Here’s another post in our series of websites to check, this time focusing on fresh fruits and vegetables. Is broccoli more nutritious than kale? Can kale be eaten raw, or is it more nutritious when cooked? How is it best cooked? These questions and many more are answered on the amazing site that is run by the George Mateljan Foundation…

The George Mateljan Foundation is a not-for-profit organization, which means they can offer an independent perspective that is not influenced by commercial interests. The Foundation’s mission is to offer the latest scientific information about the benefits of foods, and the specific nutrients they provide. The site offers practical, simple, and affordable ways to enjoy foods such that they fit into your lifestyle.

The site itself is called “The World’s Healthiest Foods” and its address is whfoods.com. The home page has several topics of interest, updated frequently. For instance, there’s a “Food of the Week,” “Recipe of the Week,” and “Nutrient of the Week.”

Searching the site

My favorite part of the site is the search utility. You can type in whatever food you’re interested in and search the Foundation’s database. The search results present you with a list of links in sections, such as Diets, FAQs (frequently asked questions), Foods and Spices, Nutrients, Preparation Tips, Recipes, Special Needs, and Ask George.
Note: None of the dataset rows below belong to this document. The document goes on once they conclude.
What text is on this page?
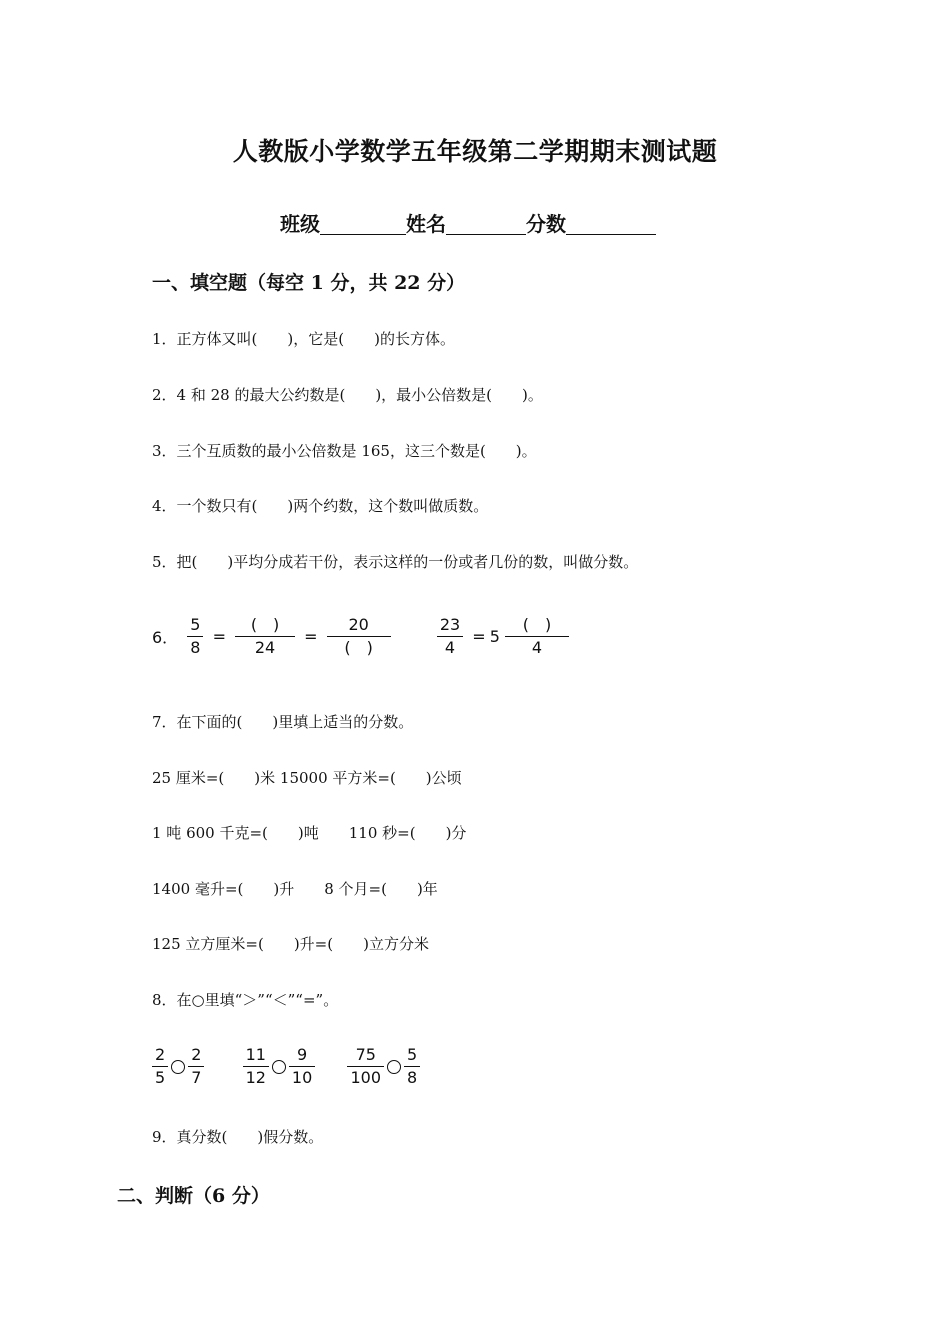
人教版小学数学五年级第二学期期末测试题
班级	姓名	分数
一、填空题（每空 1 分，共 22 分）
1．正方体又叫(　　)，它是(　　)的长方体。
2．4 和 28 的最大公约数是(　　)，最小公倍数是(　　)。
3．三个互质数的最小公倍数是 165，这三个数是(　　)。
4．一个数只有(　　)两个约数，这个数叫做质数。
5．把(　　)平均分成若干份，表示这样的一份或者几份的数，叫做分数。
6． $\frac{5}{8} = \frac{( )}{24} = \frac{20}{( )}$
	$\frac{23}{4} = 5 \frac{( )}{4}$
7．在下面的(　　)里填上适当的分数。
25 厘米=(　　)米 15000 平方米=(　　)公顷
1 吨 600 千克=(　　)吨　　110 秒=(　　)分
1400 毫升=(　　)升　　8 个月=(　　)年
125 立方厘米=(　　)升=(　　)立方分米
8．在○里填“＞”“＜”“=”。
$\frac{2}{5} \frac{2}{7}$
$\frac{11}{12} \frac{9}{10}$
$\frac{75}{100} \frac{5}{8}$
9．真分数(　　)假分数。
二、判断（6 分）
I have to say that the first couple of times I used the site I found the presentation of the search results to be a tiny bit counter-intuitive. But that’s a minor nit-pick when compared to the huge amount of valuable information! Here’s what I mean by counter-intuitive: if I enter the search term “broccoli” and click Search, what comes back is the following: 

Screen shot of a search results page on whfoods.com, as described in this post on CALMERme.com

As you can see, you have to scroll down to the Foods and Spices section before finding the word “broccoli.” The first couple of times you use the site, you might be left wondering why all these other links are included if they don’t even mention broccoli…but hang in there, because here’s the thing: although many of the entries in the sections are not specifically about broccoli, they each contain a reference to broccoli in the context of the section. For instance, the Recipes section includes a link to Miso Healthy Saute because the recipe calls for broccoli florets.

Find out just about everything you need to know about a food…

The entry in Foods and Spices contains a host of information. Most of the food-specific links go to pages that include sections like these:

  • What’s new and beneficial about the specific food
  • WHFoods Recommendations that provide information about how much of the given food to include in your diet.
  • Nutritional profile, both overview and detailed. This is an example of the detailed nutritional table for broccoli:

Screen shot of the nutritional profile of broccoli, as seen on whfoods.com, as described in this post on CALMERme.com

  • Health benefits afforded by the food, which goes into detail about the food’s specific benefits, such as anti-inflammation, antioxidant properties, detoxification, cancer prevention, digestive support, cardiovascular support, etc.
  • How to select, store, and cook the food.
  • Individual concerns.

A great way to spend time

You can easily spend a couple of hours roaming around the pages on this excellent site. Some of the information gets quite technical and more detailed than I need, but it’s easy to skip over. It’s nice to know that the information is there if I want it.